The line "I live on the boulevard of crime" is a reference to the setting of Marcel Carne's 1945 film Children of Paradise, one of Dylan's all-time favorite movies. Children of Paradise was an influence on Dylan's Rolling Thunder Revue tour in 1975 and his 1978 film Renaldo and Clara, and he previously quoted a line from it ("Love is so simple") in the Blood on the Tracks song "You're a Big Girl Now".

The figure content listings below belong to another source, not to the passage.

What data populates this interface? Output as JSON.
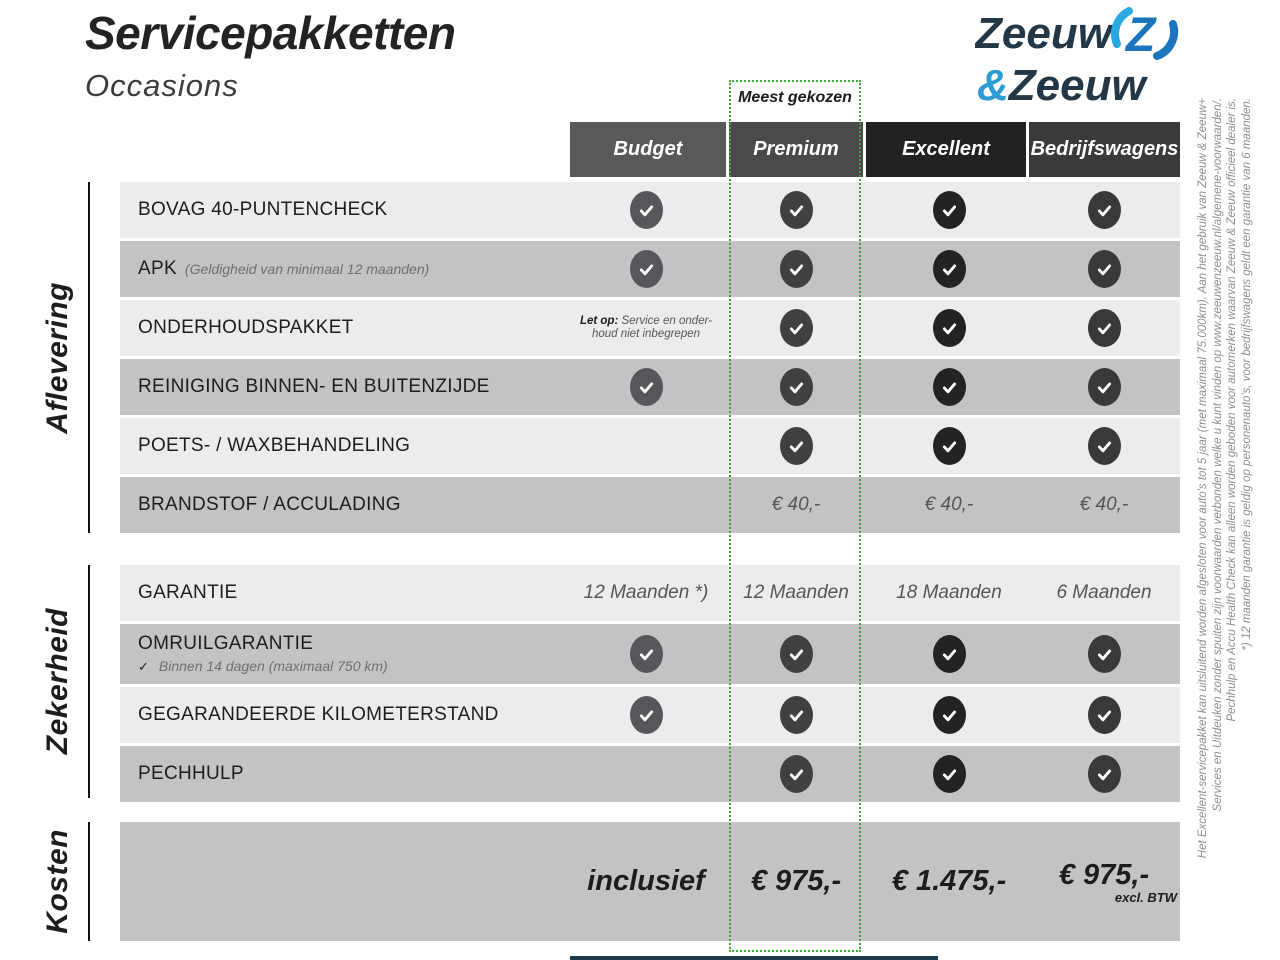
{
  "page": {
    "title": "Servicepakketten",
    "subtitle": "Occasions"
  },
  "logo": {
    "word1": "Zeeuw",
    "ampersand": "&",
    "word2": "Zeeuw",
    "navy": "#233746",
    "blue": "#2c9bd6",
    "light_blue": "#29a9e1",
    "dark_blue": "#1b75bc"
  },
  "most_chosen_label": "Meest gekozen",
  "accent_green": "#3ba43a",
  "columns": [
    {
      "key": "budget",
      "label": "Budget",
      "header_bg": "#58595b",
      "check_bg": "#56575a"
    },
    {
      "key": "premium",
      "label": "Premium",
      "header_bg": "#4a4a4c",
      "check_bg": "#404043"
    },
    {
      "key": "excellent",
      "label": "Excellent",
      "header_bg": "#222224",
      "check_bg": "#232325"
    },
    {
      "key": "bedrijfswagens",
      "label": "Bedrijfswagens",
      "header_bg": "#3a3a3c",
      "check_bg": "#39393b"
    }
  ],
  "sections": [
    {
      "key": "aflevering",
      "label": "Aflevering",
      "rows": [
        {
          "label": "BOVAG 40-PUNTENCHECK",
          "shade": "light",
          "cells": [
            {
              "type": "check"
            },
            {
              "type": "check"
            },
            {
              "type": "check"
            },
            {
              "type": "check"
            }
          ]
        },
        {
          "label": "APK",
          "label_note": "(Geldigheid van minimaal 12 maanden)",
          "shade": "dark",
          "cells": [
            {
              "type": "check"
            },
            {
              "type": "check"
            },
            {
              "type": "check"
            },
            {
              "type": "check"
            }
          ]
        },
        {
          "label": "ONDERHOUDSPAKKET",
          "shade": "light",
          "cells": [
            {
              "type": "note",
              "lead": "Let op:",
              "line1": " Service en onder-",
              "line2": "houd niet inbegrepen"
            },
            {
              "type": "check"
            },
            {
              "type": "check"
            },
            {
              "type": "check"
            }
          ]
        },
        {
          "label": "REINIGING BINNEN- EN BUITENZIJDE",
          "shade": "dark",
          "cells": [
            {
              "type": "check"
            },
            {
              "type": "check"
            },
            {
              "type": "check"
            },
            {
              "type": "check"
            }
          ]
        },
        {
          "label": "POETS- / WAXBEHANDELING",
          "shade": "light",
          "cells": [
            {
              "type": "empty"
            },
            {
              "type": "check"
            },
            {
              "type": "check"
            },
            {
              "type": "check"
            }
          ]
        },
        {
          "label": "BRANDSTOF / ACCULADING",
          "shade": "dark",
          "cells": [
            {
              "type": "empty"
            },
            {
              "type": "text",
              "value": "€ 40,-"
            },
            {
              "type": "text",
              "value": "€ 40,-"
            },
            {
              "type": "text",
              "value": "€ 40,-"
            }
          ]
        }
      ]
    },
    {
      "key": "zekerheid",
      "label": "Zekerheid",
      "rows": [
        {
          "label": "GARANTIE",
          "shade": "light",
          "cells": [
            {
              "type": "text",
              "value": "12 Maanden *)"
            },
            {
              "type": "text",
              "value": "12 Maanden"
            },
            {
              "type": "text",
              "value": "18 Maanden"
            },
            {
              "type": "text",
              "value": "6 Maanden"
            }
          ]
        },
        {
          "label": "OMRUILGARANTIE",
          "shade": "dark",
          "tall": true,
          "sub_check": "✓",
          "sub_text": "Binnen 14 dagen (maximaal 750 km)",
          "cells": [
            {
              "type": "check"
            },
            {
              "type": "check"
            },
            {
              "type": "check"
            },
            {
              "type": "check"
            }
          ]
        },
        {
          "label": "GEGARANDEERDE KILOMETERSTAND",
          "shade": "light",
          "cells": [
            {
              "type": "check"
            },
            {
              "type": "check"
            },
            {
              "type": "check"
            },
            {
              "type": "check"
            }
          ]
        },
        {
          "label": "PECHHULP",
          "shade": "dark",
          "cells": [
            {
              "type": "empty"
            },
            {
              "type": "check"
            },
            {
              "type": "check"
            },
            {
              "type": "check"
            }
          ]
        }
      ]
    },
    {
      "key": "kosten",
      "label": "Kosten",
      "rows": [
        {
          "label": "",
          "shade": "dark",
          "kosten": true,
          "cells": [
            {
              "type": "price",
              "value": "inclusief"
            },
            {
              "type": "price",
              "value": "€ 975,-"
            },
            {
              "type": "price",
              "value": "€ 1.475,-"
            },
            {
              "type": "price",
              "value": "€ 975,-",
              "sub": "excl. BTW"
            }
          ]
        }
      ]
    }
  ],
  "footnotes": [
    "Het Excellent-servicepakket kan uitsluitend worden afgesloten voor auto's tot 5 jaar (met maximaal 75.000km). Aan het gebruik van Zeeuw & Zeeuw+",
    "Services en Uitdeuken zonder spuiten zijn voorwaarden verbonden welke u kunt vinden op www.zeeuwenzeeuw.nl/algemene-voorwaarden/.",
    "Pechhulp en Accu Health Check kan alleen worden geboden voor automerken waarvan Zeeuw & Zeeuw officieel dealer is.",
    "*) 12 maanden garantie is geldig op personenauto's, voor bedrijfswagens geldt een garantie van 6 maanden."
  ]
}
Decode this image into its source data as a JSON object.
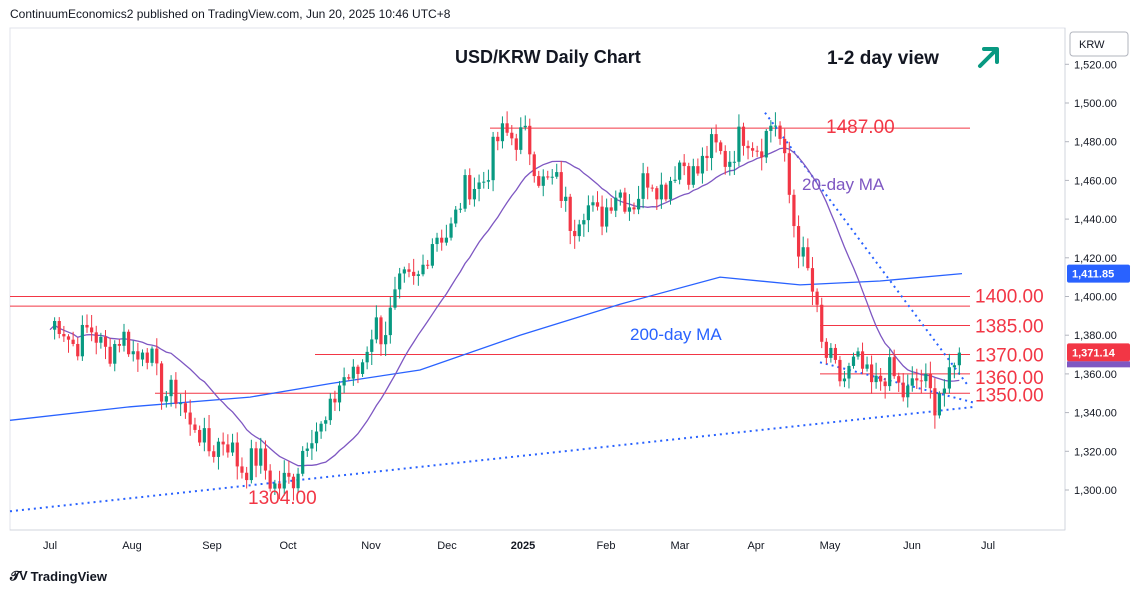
{
  "header": {
    "publisher_text": "ContinuumEconomics2 published on TradingView.com, Jun 20, 2025 10:46 UTC+8"
  },
  "footer": {
    "brand": "TradingView",
    "logo_icon": "tradingview-logo-icon"
  },
  "chart_data": {
    "type": "candlestick",
    "title": "USD/KRW Daily Chart",
    "view_label": "1-2 day view",
    "view_icon": "arrow-up-right-icon",
    "currency_label": "KRW",
    "last_price": "1,371.14",
    "ma200_last": "1,411.85",
    "colors": {
      "up": "#089981",
      "down": "#f23645",
      "ma20": "#7e57c2",
      "ma200": "#2962ff",
      "levels": "#f23645",
      "view_arrow": "#089981",
      "price_badge": "#f23645",
      "ma200_badge": "#2962ff",
      "trendline": "#2962ff"
    },
    "ylim": [
      1280,
      1530
    ],
    "y_ticks": [
      "1,300.00",
      "1,320.00",
      "1,340.00",
      "1,360.00",
      "1,380.00",
      "1,400.00",
      "1,420.00",
      "1,440.00",
      "1,460.00",
      "1,480.00",
      "1,500.00",
      "1,520.00"
    ],
    "x_ticks": [
      "Jul",
      "Aug",
      "Sep",
      "Oct",
      "Nov",
      "Dec",
      "2025",
      "Feb",
      "Mar",
      "Apr",
      "May",
      "Jun",
      "Jul"
    ],
    "levels": [
      {
        "label": "1487.00",
        "value": 1487
      },
      {
        "label": "1400.00",
        "value": 1400
      },
      {
        "label": "1385.00",
        "value": 1385
      },
      {
        "label": "1370.00",
        "value": 1370
      },
      {
        "label": "1360.00",
        "value": 1360
      },
      {
        "label": "1350.00",
        "value": 1350
      }
    ],
    "low_label": {
      "text": "1304.00",
      "value": 1304,
      "date": "Oct"
    },
    "annotations": {
      "ma20": "20-day MA",
      "ma200": "200-day MA"
    },
    "monthly_path": [
      {
        "month": "Jul 2024",
        "price": 1385
      },
      {
        "month": "Aug 2024",
        "price": 1338
      },
      {
        "month": "Sep 2024",
        "price": 1333
      },
      {
        "month": "Oct 2024",
        "price": 1360
      },
      {
        "month": "Nov 2024",
        "price": 1398
      },
      {
        "month": "Dec 2024",
        "price": 1468
      },
      {
        "month": "Jan 2025",
        "price": 1455
      },
      {
        "month": "Feb 2025",
        "price": 1445
      },
      {
        "month": "Mar 2025",
        "price": 1455
      },
      {
        "month": "Apr 2025",
        "price": 1425
      },
      {
        "month": "May 2025",
        "price": 1385
      },
      {
        "month": "Jun 2025",
        "price": 1371
      }
    ],
    "key_points": [
      {
        "date": "2024-07-01",
        "price": 1383
      },
      {
        "date": "2024-08-05",
        "price": 1372
      },
      {
        "date": "2024-08-25",
        "price": 1330
      },
      {
        "date": "2024-09-30",
        "price": 1304
      },
      {
        "date": "2024-11-05",
        "price": 1385
      },
      {
        "date": "2024-12-27",
        "price": 1487
      },
      {
        "date": "2025-01-20",
        "price": 1440
      },
      {
        "date": "2025-04-09",
        "price": 1487
      },
      {
        "date": "2025-04-30",
        "price": 1364
      },
      {
        "date": "2025-06-12",
        "price": 1350
      },
      {
        "date": "2025-06-20",
        "price": 1371
      }
    ]
  }
}
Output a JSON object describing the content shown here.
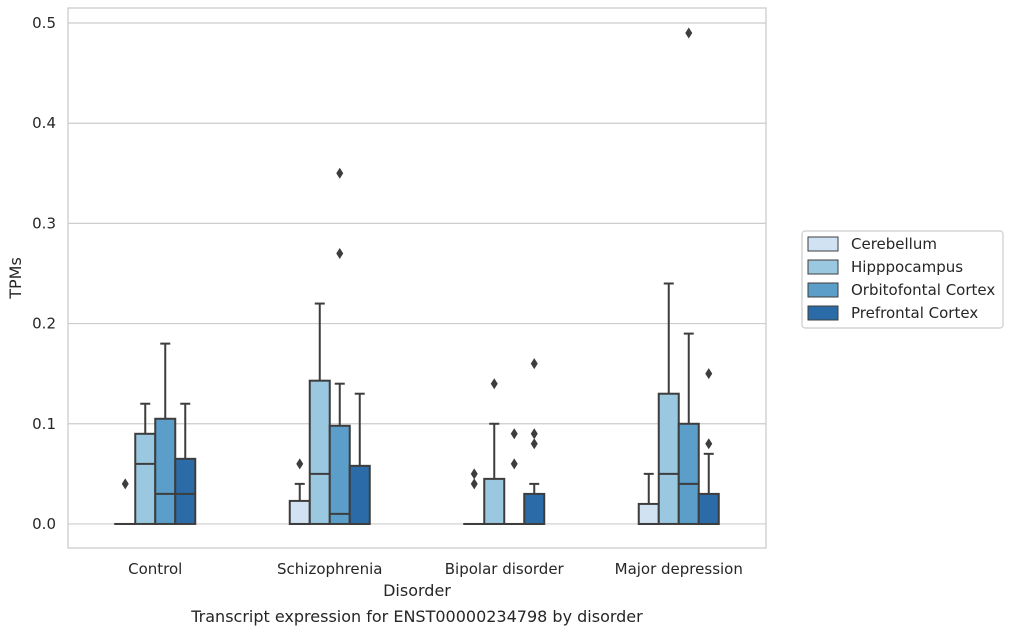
{
  "chart_data": {
    "type": "box",
    "title": "Transcript expression for ENST00000234798 by disorder",
    "xlabel": "Disorder",
    "ylabel": "TPMs",
    "ylim": [
      -0.024,
      0.515
    ],
    "yticks": [
      "0.0",
      "0.1",
      "0.2",
      "0.3",
      "0.4",
      "0.5"
    ],
    "grid": "horizontal",
    "legend_position": "right",
    "categories": [
      "Control",
      "Schizophrenia",
      "Bipolar disorder",
      "Major depression"
    ],
    "series": [
      {
        "name": "Cerebellum",
        "color": "#d1e2f2",
        "boxes": [
          {
            "whislo": 0,
            "q1": 0,
            "med": 0,
            "q3": 0,
            "whishi": 0,
            "fliers": [
              0.04
            ]
          },
          {
            "whislo": 0,
            "q1": 0,
            "med": 0,
            "q3": 0.023,
            "whishi": 0.04,
            "fliers": [
              0.06
            ]
          },
          {
            "whislo": 0,
            "q1": 0,
            "med": 0,
            "q3": 0,
            "whishi": 0,
            "fliers": [
              0.04,
              0.05
            ]
          },
          {
            "whislo": 0,
            "q1": 0,
            "med": 0,
            "q3": 0.02,
            "whishi": 0.05,
            "fliers": []
          }
        ]
      },
      {
        "name": "Hipppocampus",
        "color": "#9ac8e0",
        "boxes": [
          {
            "whislo": 0,
            "q1": 0,
            "med": 0.06,
            "q3": 0.09,
            "whishi": 0.12,
            "fliers": []
          },
          {
            "whislo": 0,
            "q1": 0,
            "med": 0.05,
            "q3": 0.143,
            "whishi": 0.22,
            "fliers": []
          },
          {
            "whislo": 0,
            "q1": 0,
            "med": 0,
            "q3": 0.045,
            "whishi": 0.1,
            "fliers": [
              0.14
            ]
          },
          {
            "whislo": 0,
            "q1": 0,
            "med": 0.05,
            "q3": 0.13,
            "whishi": 0.24,
            "fliers": []
          }
        ]
      },
      {
        "name": "Orbitofontal Cortex",
        "color": "#5a9ec9",
        "boxes": [
          {
            "whislo": 0,
            "q1": 0,
            "med": 0.03,
            "q3": 0.105,
            "whishi": 0.18,
            "fliers": []
          },
          {
            "whislo": 0,
            "q1": 0,
            "med": 0.01,
            "q3": 0.098,
            "whishi": 0.14,
            "fliers": [
              0.27,
              0.35
            ]
          },
          {
            "whislo": 0,
            "q1": 0,
            "med": 0,
            "q3": 0,
            "whishi": 0,
            "fliers": [
              0.06,
              0.09
            ]
          },
          {
            "whislo": 0,
            "q1": 0,
            "med": 0.04,
            "q3": 0.1,
            "whishi": 0.19,
            "fliers": [
              0.49
            ]
          }
        ]
      },
      {
        "name": "Prefrontal Cortex",
        "color": "#2b6ca8",
        "boxes": [
          {
            "whislo": 0,
            "q1": 0,
            "med": 0.03,
            "q3": 0.065,
            "whishi": 0.12,
            "fliers": []
          },
          {
            "whislo": 0,
            "q1": 0,
            "med": 0,
            "q3": 0.058,
            "whishi": 0.13,
            "fliers": []
          },
          {
            "whislo": 0,
            "q1": 0,
            "med": 0,
            "q3": 0.03,
            "whishi": 0.04,
            "fliers": [
              0.08,
              0.09,
              0.16
            ]
          },
          {
            "whislo": 0,
            "q1": 0,
            "med": 0,
            "q3": 0.03,
            "whishi": 0.07,
            "fliers": [
              0.08,
              0.15
            ]
          }
        ]
      }
    ]
  }
}
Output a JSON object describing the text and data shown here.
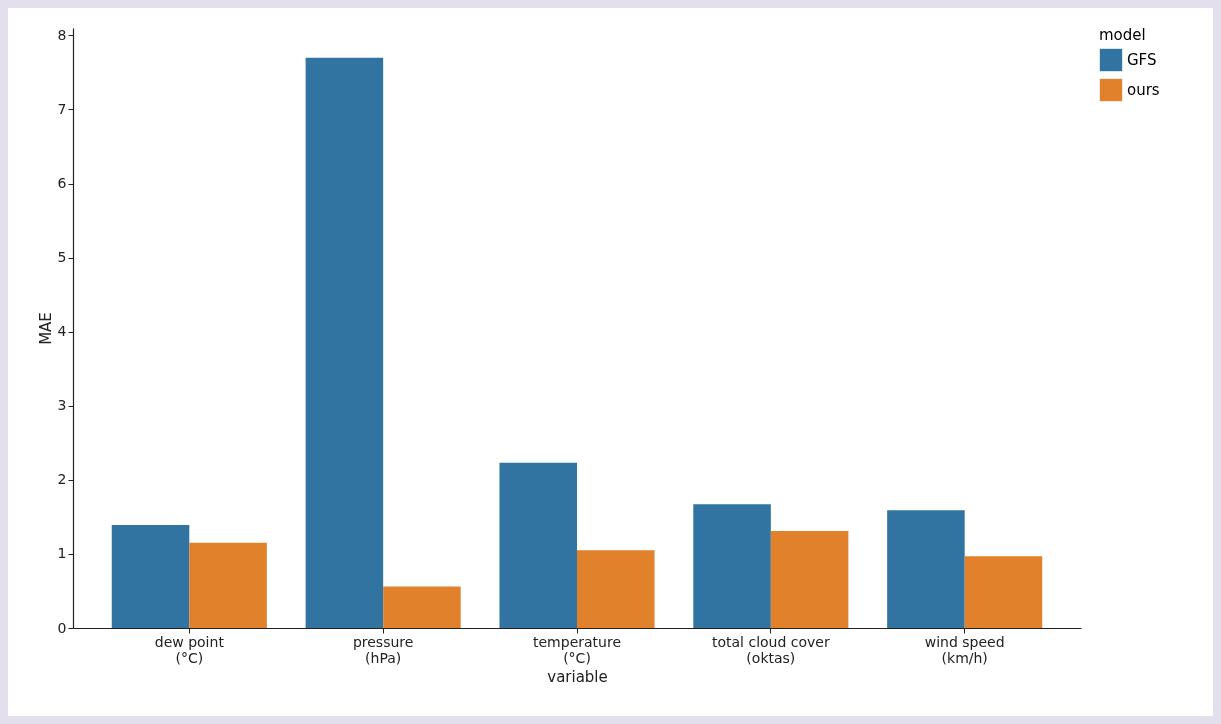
{
  "chart_data": {
    "type": "bar",
    "xlabel": "variable",
    "ylabel": "MAE",
    "legend_title": "model",
    "legend": "right",
    "grid": false,
    "categories": [
      "dew point\n(°C)",
      "pressure\n(hPa)",
      "temperature\n(°C)",
      "total cloud cover\n(oktas)",
      "wind speed\n(km/h)"
    ],
    "ylim": [
      0,
      8.1
    ],
    "yticks": [
      0,
      1,
      2,
      3,
      4,
      5,
      6,
      7,
      8
    ],
    "series": [
      {
        "name": "GFS",
        "color": "#3274a1",
        "values": [
          1.39,
          7.7,
          2.23,
          1.67,
          1.59
        ]
      },
      {
        "name": "ours",
        "color": "#e1812c",
        "values": [
          1.15,
          0.56,
          1.05,
          1.31,
          0.97
        ]
      }
    ]
  }
}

The line "I carry four pistols and two large knives" is a reference to Ward Will Lamon, an overarmed bodyguard who accompanied Abraham Lincoln to his inauguration, as described in Shelby Foote's The Civil War: A Narrative. This is the first of six references to U.S. Presidents on Rough and Rowdy Ways (the other five of which come in the album's final two songs: "Key West (Philosopher Pirate)" and "Murder Most Foul").

== Live performances ==
"I Contain Multitudes" received its live debut at the Riverside Theater in Milwaukee, Wisconsin on November 2, 2021, the first concert of Dylan's Rough and Rowdy Ways World Wide Tour. According to Dylan's official website, he has performed the song in concert 308 times as of June 2026.

== Charts ==

Chart performance for "I Contain Multitudes"
| Chart (2020) | Peak position |
|---|---|
| US Rock Digital Song Sales (Billboard) | 5 |

==Accolades==

Accolades for "I Contain Multitudes"
| Publication | Accolade | Rank |
|---|---|---|
| The Sydney Morning Herald | Top Five Bob Dylan Songs | N/A |
| USA Today | 10 Best Songs of 2020 | 7 |
| Rolling Stone | The 25 Best Bob Dylan Songs of the 21st Century | 13 |
| Slate | 20 Best Songs of 2020 | N/A |
| Spectrum Culture | Bob Dylan's 20 Best Songs of the '10s and Beyond | N/A |
| The Los Angeles Times | 50 Best Songs of 2020 | N/A |
| Inside of Knoxville | 25 Best Dylan Songs of the Last 25 Years | N/A |
| Spin | 50 Best Songs of 2020 (So Far) | 49 |

==Cover versions==
The song was covered by Australian singer/songwriter Emma Swift on her 2020 album Blonde on the Tracks. Swift also played the song at a show in Nashville, Tennessee that was live streamed on YouTube in the summer of 2020.

Norwegian pop singer Sondre Lerche released a cover as a Christmas single on December 20, 2020, via Stereogum.